$\mathbf {The \ Problem \ is}:$ Suppose, $A$ be a $2×2$ real matrix with $tr(A) =0$ and $det(A) =-1. $ Then show that :
$(a)$ $\mathbb R^2$ has a basis consisting of eigenvectors of $A .$
$(b)$ Suppose, $T$ be the real matrix wrt the above basis $\beta$ such that $TA = AT.$ Prove that, $T$ is a diagonal matrix wrt that basis.
$\mathbf {My \ approach} :$ Actually, the eigenvalues of $A$ are $1$ and $-1 .$ Then, $A$ is diagonalisable and hence part $(a)$ is done . Name that ordered basis $\beta =\{v_1,v_2\} .$
Then, wrt the basis $\beta$, the matrix of $T$ be $T = \begin{pmatrix} x & z \\ y & w \\ \end{pmatrix}$ where $v_1 =\begin{pmatrix} x \\ y \\ \end{pmatrix}$ ; and $v_2 = \begin{pmatrix} z \\ w \\ \end{pmatrix}$ such that $Av_1 = v_1$ and $Av_2 = -v_2$, then we get, $TA = AT =\begin{pmatrix} x & -z \\ y & -w \\ \end{pmatrix}$; then we can get some system of equations, but how to show that $T$ is diagonal ???

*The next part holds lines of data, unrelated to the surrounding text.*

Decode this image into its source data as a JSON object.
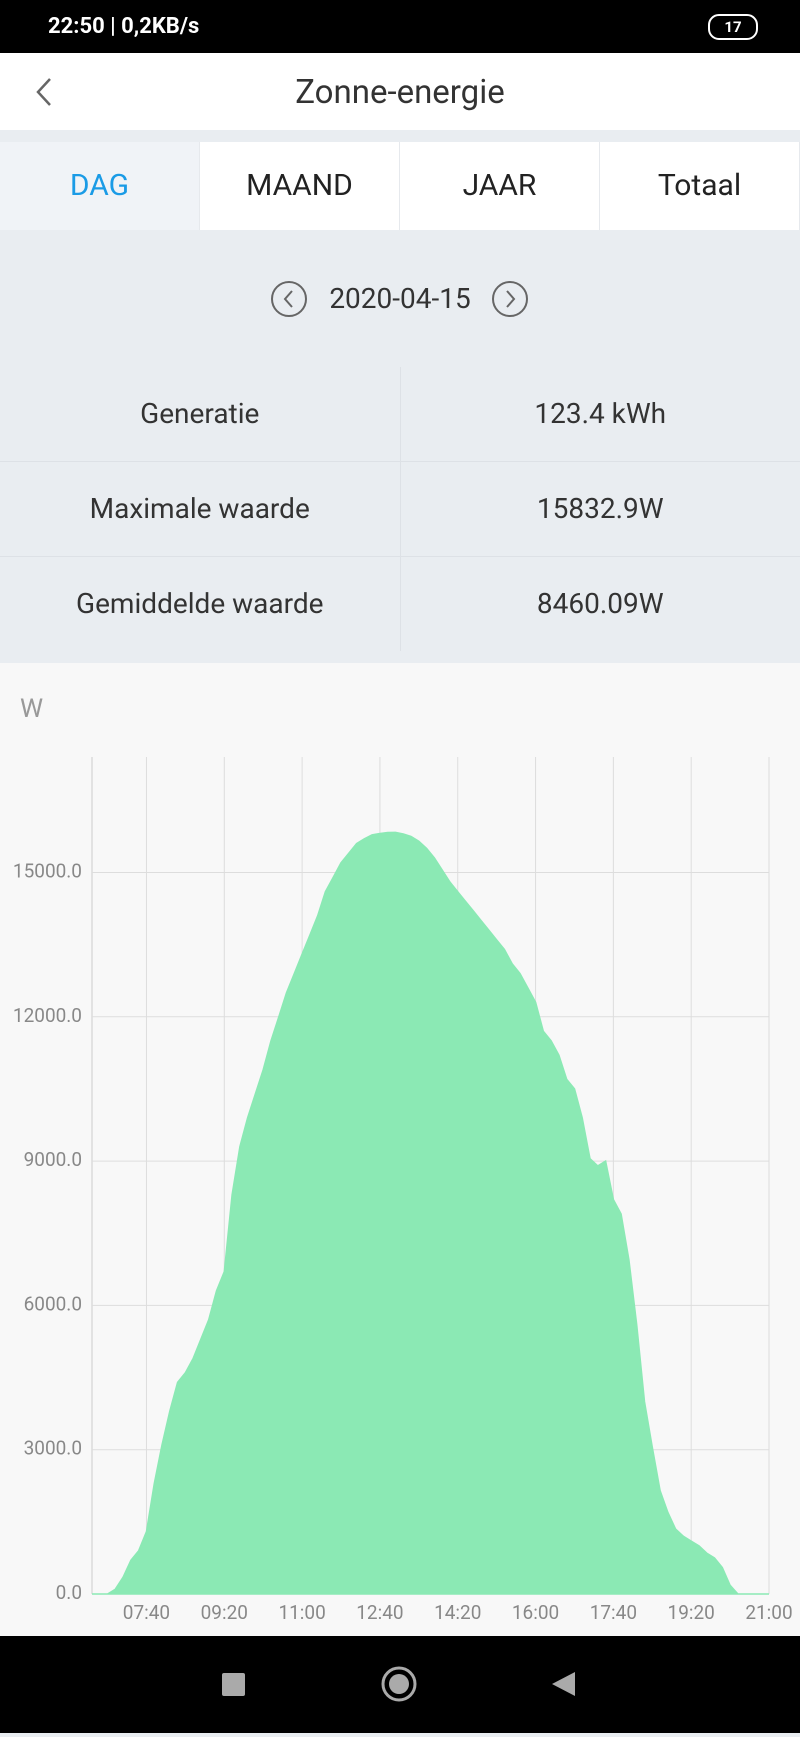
{
  "status_bar": {
    "time": "22:50 | 0,2KB/s",
    "battery": "17"
  },
  "header": {
    "title": "Zonne-energie"
  },
  "tabs": [
    "DAG",
    "MAAND",
    "JAAR",
    "Totaal"
  ],
  "date": "2020-04-15",
  "stats": [
    [
      "Generatie",
      "123.4 kWh"
    ],
    [
      "Maximale waarde",
      "15832.9W"
    ],
    [
      "Gemiddelde waarde",
      "8460.09W"
    ]
  ],
  "chart_data": {
    "type": "area",
    "y_label": "W",
    "color": "#8be9b4",
    "x": [
      "06:30",
      "06:40",
      "06:50",
      "07:00",
      "07:10",
      "07:20",
      "07:30",
      "07:40",
      "07:50",
      "08:00",
      "08:10",
      "08:20",
      "08:30",
      "08:40",
      "08:50",
      "09:00",
      "09:10",
      "09:20",
      "09:30",
      "09:40",
      "09:50",
      "10:00",
      "10:10",
      "10:20",
      "10:30",
      "10:40",
      "10:50",
      "11:00",
      "11:10",
      "11:20",
      "11:30",
      "11:40",
      "11:50",
      "12:00",
      "12:10",
      "12:20",
      "12:30",
      "12:40",
      "12:50",
      "13:00",
      "13:10",
      "13:20",
      "13:30",
      "13:40",
      "13:50",
      "14:00",
      "14:10",
      "14:20",
      "14:30",
      "14:40",
      "14:50",
      "15:00",
      "15:10",
      "15:20",
      "15:30",
      "15:40",
      "15:50",
      "16:00",
      "16:10",
      "16:20",
      "16:30",
      "16:40",
      "16:50",
      "17:00",
      "17:10",
      "17:20",
      "17:30",
      "17:40",
      "17:50",
      "18:00",
      "18:10",
      "18:20",
      "18:30",
      "18:40",
      "18:50",
      "19:00",
      "19:10",
      "19:20",
      "19:30",
      "19:40",
      "19:50",
      "20:00",
      "20:10",
      "20:20",
      "20:30",
      "20:40",
      "20:50",
      "21:00"
    ],
    "values": [
      0,
      0,
      0,
      100,
      350,
      700,
      900,
      1300,
      2300,
      3100,
      3800,
      4400,
      4600,
      4900,
      5300,
      5700,
      6300,
      6700,
      8300,
      9300,
      9900,
      10400,
      10900,
      11500,
      12000,
      12500,
      12900,
      13300,
      13700,
      14100,
      14600,
      14900,
      15200,
      15400,
      15600,
      15700,
      15780,
      15810,
      15830,
      15833,
      15800,
      15750,
      15650,
      15500,
      15300,
      15050,
      14800,
      14600,
      14400,
      14200,
      14000,
      13800,
      13600,
      13400,
      13100,
      12900,
      12600,
      12300,
      11700,
      11500,
      11200,
      10700,
      10500,
      9900,
      9050,
      8900,
      9000,
      8200,
      7900,
      6950,
      5600,
      4000,
      3050,
      2150,
      1700,
      1350,
      1200,
      1100,
      1000,
      850,
      750,
      550,
      180,
      0,
      0,
      0,
      0,
      0
    ],
    "xlim": [
      "06:30",
      "21:00"
    ],
    "xticks": [
      "07:40",
      "09:20",
      "11:00",
      "12:40",
      "14:20",
      "16:00",
      "17:40",
      "19:20",
      "21:00"
    ],
    "ylim": [
      0,
      17400
    ],
    "yticks": [
      {
        "value": 0,
        "label": "0.0"
      },
      {
        "value": 3000,
        "label": "3000.0"
      },
      {
        "value": 6000,
        "label": "6000.0"
      },
      {
        "value": 9000,
        "label": "9000.0"
      },
      {
        "value": 12000,
        "label": "12000.0"
      },
      {
        "value": 15000,
        "label": "15000.0"
      }
    ],
    "grid": true
  }
}
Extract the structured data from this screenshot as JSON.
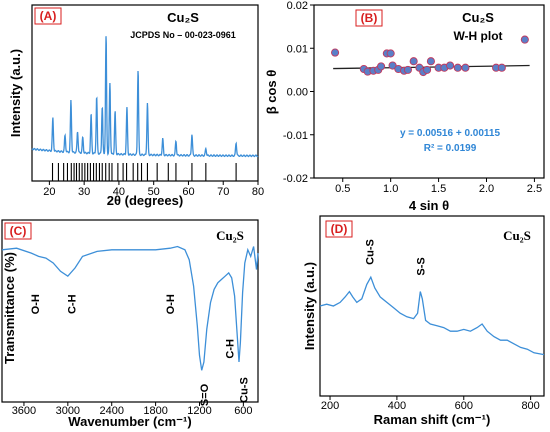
{
  "colors": {
    "series": "#3d8fd8",
    "marker": "#5a7fc8",
    "marker_edge": "#c2395e",
    "fit": "#222222",
    "panel_label": "#d81e1e",
    "equation": "#2f86d6"
  },
  "chart_data": [
    {
      "panel": "(A)",
      "type": "line",
      "compound": "Cu₂S",
      "reference": "JCPDS No – 00-023-0961",
      "xlabel": "2θ (degrees)",
      "ylabel": "Intensity (a.u.)",
      "xlim": [
        15,
        80
      ],
      "xticks": [
        20,
        30,
        40,
        50,
        60,
        70,
        80
      ],
      "peaks": [
        {
          "x": 21.0,
          "h": 0.28
        },
        {
          "x": 24.5,
          "h": 0.14
        },
        {
          "x": 26.2,
          "h": 0.44
        },
        {
          "x": 28.1,
          "h": 0.18
        },
        {
          "x": 29.6,
          "h": 0.13
        },
        {
          "x": 32.0,
          "h": 0.33
        },
        {
          "x": 33.6,
          "h": 0.48
        },
        {
          "x": 35.2,
          "h": 0.4
        },
        {
          "x": 36.3,
          "h": 1.0
        },
        {
          "x": 37.4,
          "h": 0.6
        },
        {
          "x": 38.9,
          "h": 0.36
        },
        {
          "x": 42.3,
          "h": 0.4
        },
        {
          "x": 45.5,
          "h": 0.72
        },
        {
          "x": 48.2,
          "h": 0.44
        },
        {
          "x": 52.6,
          "h": 0.14
        },
        {
          "x": 56.4,
          "h": 0.12
        },
        {
          "x": 61.0,
          "h": 0.18
        },
        {
          "x": 65.0,
          "h": 0.06
        },
        {
          "x": 73.7,
          "h": 0.11
        }
      ],
      "reference_lines": [
        20.9,
        22.6,
        24.1,
        25.2,
        26.3,
        27.1,
        27.8,
        28.6,
        29.4,
        30.2,
        31.0,
        31.8,
        32.7,
        33.5,
        34.4,
        35.2,
        36.2,
        37.2,
        38.0,
        39.7,
        41.2,
        42.2,
        44.1,
        45.4,
        46.5,
        48.2,
        51.0,
        54.2,
        56.4,
        61.0,
        65.0,
        73.7
      ]
    },
    {
      "panel": "(B)",
      "type": "scatter",
      "compound": "Cu₂S",
      "subtitle": "W-H plot",
      "xlabel": "4 sin θ",
      "ylabel": "β cos θ",
      "xlim": [
        0.2,
        2.6
      ],
      "ylim": [
        -0.02,
        0.02
      ],
      "xticks": [
        0.5,
        1.0,
        1.5,
        2.0,
        2.5
      ],
      "yticks": [
        -0.02,
        -0.01,
        0.0,
        0.01,
        0.02
      ],
      "ytick_labels": [
        "-0.02",
        "-0.01",
        "0.00",
        "0.01",
        "0.02"
      ],
      "xtick_labels": [
        "0.5",
        "1.0",
        "1.5",
        "2.0",
        "2.5"
      ],
      "points": [
        [
          0.42,
          0.009
        ],
        [
          0.72,
          0.0052
        ],
        [
          0.76,
          0.0046
        ],
        [
          0.82,
          0.0048
        ],
        [
          0.87,
          0.005
        ],
        [
          0.9,
          0.0058
        ],
        [
          0.96,
          0.0088
        ],
        [
          1.0,
          0.0088
        ],
        [
          1.02,
          0.006
        ],
        [
          1.08,
          0.0052
        ],
        [
          1.14,
          0.0048
        ],
        [
          1.18,
          0.005
        ],
        [
          1.24,
          0.007
        ],
        [
          1.3,
          0.0055
        ],
        [
          1.34,
          0.0045
        ],
        [
          1.38,
          0.005
        ],
        [
          1.42,
          0.007
        ],
        [
          1.5,
          0.0055
        ],
        [
          1.56,
          0.0055
        ],
        [
          1.62,
          0.006
        ],
        [
          1.7,
          0.0055
        ],
        [
          1.78,
          0.0055
        ],
        [
          2.1,
          0.0055
        ],
        [
          2.16,
          0.0055
        ],
        [
          2.4,
          0.012
        ]
      ],
      "fit": {
        "slope": 0.00115,
        "intercept": 0.00516
      },
      "equation": "y = 0.00516  + 0.00115",
      "r2": "R² = 0.0199"
    },
    {
      "panel": "(C)",
      "type": "line",
      "compound": "Cu₂S",
      "xlabel": "Wavenumber (cm⁻¹)",
      "ylabel": "Transmittance (%)",
      "xlim": [
        3900,
        400
      ],
      "xticks": [
        3600,
        3000,
        2400,
        1800,
        1200,
        600
      ],
      "spectrum": [
        [
          3900,
          0.88
        ],
        [
          3700,
          0.89
        ],
        [
          3500,
          0.86
        ],
        [
          3400,
          0.84
        ],
        [
          3300,
          0.83
        ],
        [
          3200,
          0.8
        ],
        [
          3100,
          0.75
        ],
        [
          3000,
          0.72
        ],
        [
          2900,
          0.77
        ],
        [
          2800,
          0.84
        ],
        [
          2600,
          0.87
        ],
        [
          2400,
          0.88
        ],
        [
          2200,
          0.88
        ],
        [
          2000,
          0.88
        ],
        [
          1800,
          0.88
        ],
        [
          1600,
          0.89
        ],
        [
          1500,
          0.9
        ],
        [
          1400,
          0.88
        ],
        [
          1340,
          0.82
        ],
        [
          1280,
          0.66
        ],
        [
          1230,
          0.42
        ],
        [
          1200,
          0.24
        ],
        [
          1170,
          0.15
        ],
        [
          1140,
          0.2
        ],
        [
          1100,
          0.4
        ],
        [
          1050,
          0.56
        ],
        [
          1000,
          0.64
        ],
        [
          950,
          0.68
        ],
        [
          900,
          0.7
        ],
        [
          850,
          0.72
        ],
        [
          800,
          0.74
        ],
        [
          760,
          0.71
        ],
        [
          720,
          0.6
        ],
        [
          690,
          0.4
        ],
        [
          660,
          0.2
        ],
        [
          640,
          0.32
        ],
        [
          610,
          0.62
        ],
        [
          580,
          0.8
        ],
        [
          540,
          0.88
        ],
        [
          500,
          0.84
        ],
        [
          460,
          0.9
        ],
        [
          420,
          0.76
        ],
        [
          400,
          0.86
        ]
      ],
      "annotations": [
        {
          "label": "O-H",
          "x": 3450,
          "y": 0.55
        },
        {
          "label": "C-H",
          "x": 2950,
          "y": 0.55
        },
        {
          "label": "O-H",
          "x": 1600,
          "y": 0.55
        },
        {
          "label": "S=O",
          "x": 1140,
          "y": 0.0
        },
        {
          "label": "C-H",
          "x": 790,
          "y": 0.28
        },
        {
          "label": "Cu-S",
          "x": 600,
          "y": 0.03
        }
      ]
    },
    {
      "panel": "(D)",
      "type": "line",
      "compound": "Cu₂S",
      "xlabel": "Raman shift (cm⁻¹)",
      "ylabel": "Intensity (a.u.)",
      "xlim": [
        170,
        840
      ],
      "xticks": [
        200,
        400,
        600,
        800
      ],
      "spectrum": [
        [
          170,
          0.5
        ],
        [
          190,
          0.51
        ],
        [
          210,
          0.5
        ],
        [
          230,
          0.52
        ],
        [
          245,
          0.55
        ],
        [
          258,
          0.58
        ],
        [
          268,
          0.55
        ],
        [
          280,
          0.52
        ],
        [
          295,
          0.54
        ],
        [
          310,
          0.62
        ],
        [
          322,
          0.66
        ],
        [
          334,
          0.6
        ],
        [
          350,
          0.55
        ],
        [
          370,
          0.52
        ],
        [
          390,
          0.49
        ],
        [
          410,
          0.46
        ],
        [
          430,
          0.44
        ],
        [
          450,
          0.43
        ],
        [
          462,
          0.46
        ],
        [
          470,
          0.58
        ],
        [
          476,
          0.54
        ],
        [
          486,
          0.42
        ],
        [
          500,
          0.4
        ],
        [
          520,
          0.39
        ],
        [
          540,
          0.38
        ],
        [
          560,
          0.36
        ],
        [
          580,
          0.36
        ],
        [
          600,
          0.37
        ],
        [
          620,
          0.36
        ],
        [
          640,
          0.38
        ],
        [
          655,
          0.4
        ],
        [
          670,
          0.36
        ],
        [
          690,
          0.33
        ],
        [
          710,
          0.31
        ],
        [
          730,
          0.31
        ],
        [
          750,
          0.29
        ],
        [
          770,
          0.27
        ],
        [
          790,
          0.26
        ],
        [
          810,
          0.24
        ],
        [
          840,
          0.23
        ]
      ],
      "annotations": [
        {
          "label": "Cu-S",
          "x": 318,
          "y": 0.7
        },
        {
          "label": "S-S",
          "x": 470,
          "y": 0.62
        }
      ]
    }
  ]
}
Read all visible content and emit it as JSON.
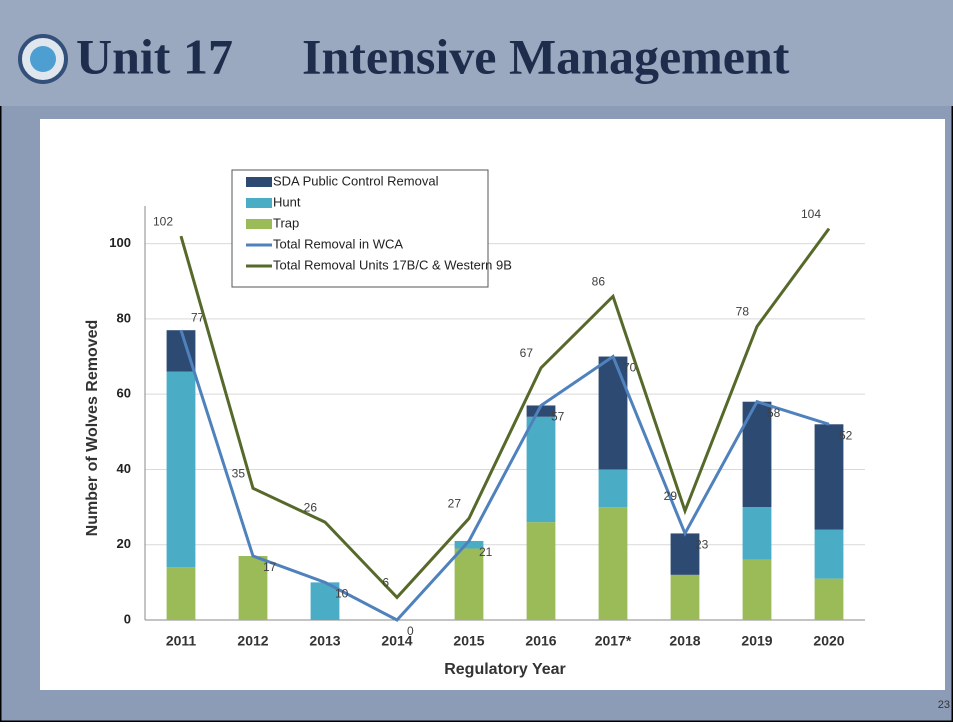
{
  "slide": {
    "title": [
      "Unit 17",
      "Intensive Management"
    ],
    "page_number": "23"
  },
  "chart_data": {
    "type": "bar",
    "stacked": true,
    "x_label": "Regulatory Year",
    "y_label": "Number of Wolves Removed",
    "categories": [
      "2011",
      "2012",
      "2013",
      "2014",
      "2015",
      "2016",
      "2017*",
      "2018",
      "2019",
      "2020"
    ],
    "series": [
      {
        "name": "SDA Public Control Removal",
        "type": "bar",
        "color": "#2d4a72",
        "values": [
          11,
          0,
          0,
          0,
          0,
          3,
          30,
          11,
          28,
          28
        ]
      },
      {
        "name": "Hunt",
        "type": "bar",
        "color": "#4bacc6",
        "values": [
          52,
          0,
          10,
          0,
          2,
          28,
          10,
          0,
          14,
          13
        ]
      },
      {
        "name": "Trap",
        "type": "bar",
        "color": "#9bbb59",
        "values": [
          14,
          17,
          0,
          0,
          19,
          26,
          30,
          12,
          16,
          11
        ]
      },
      {
        "name": "Total Removal in WCA",
        "type": "line",
        "color": "#4f81bd",
        "values": [
          77,
          17,
          10,
          0,
          21,
          57,
          70,
          23,
          58,
          52
        ]
      },
      {
        "name": "Total Removal  Units 17B/C & Western 9B",
        "type": "line",
        "color": "#56692a",
        "values": [
          102,
          35,
          26,
          6,
          27,
          67,
          86,
          29,
          78,
          104
        ]
      }
    ],
    "stack_order": [
      "Trap",
      "Hunt",
      "SDA Public Control Removal"
    ],
    "ylim": [
      0,
      110
    ],
    "yticks": [
      0,
      20,
      40,
      60,
      80,
      100
    ],
    "grid": true,
    "legend": "top-left"
  }
}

A little help is greatly appreciated.
Let $v_{-1}, v_1$ be the eigenvectors corresponding to the eigenvalues $\lambda_{-1} = -1, \lambda_1 = 1$. Note that $\ker (A -\lambda_k I)$ is one dimensional.
Note that $A T v_k = TA v_k = \lambda_k T v_k$ and so $T v_k \in \ker (A -\lambda_k I)$. In particular, $Tv_k = \beta_k v_k$.
Hence in the basis $v_{-1},v_1$ we see that $T$ has the form $\operatorname{diag}(\beta_{-1}, \beta_1)$.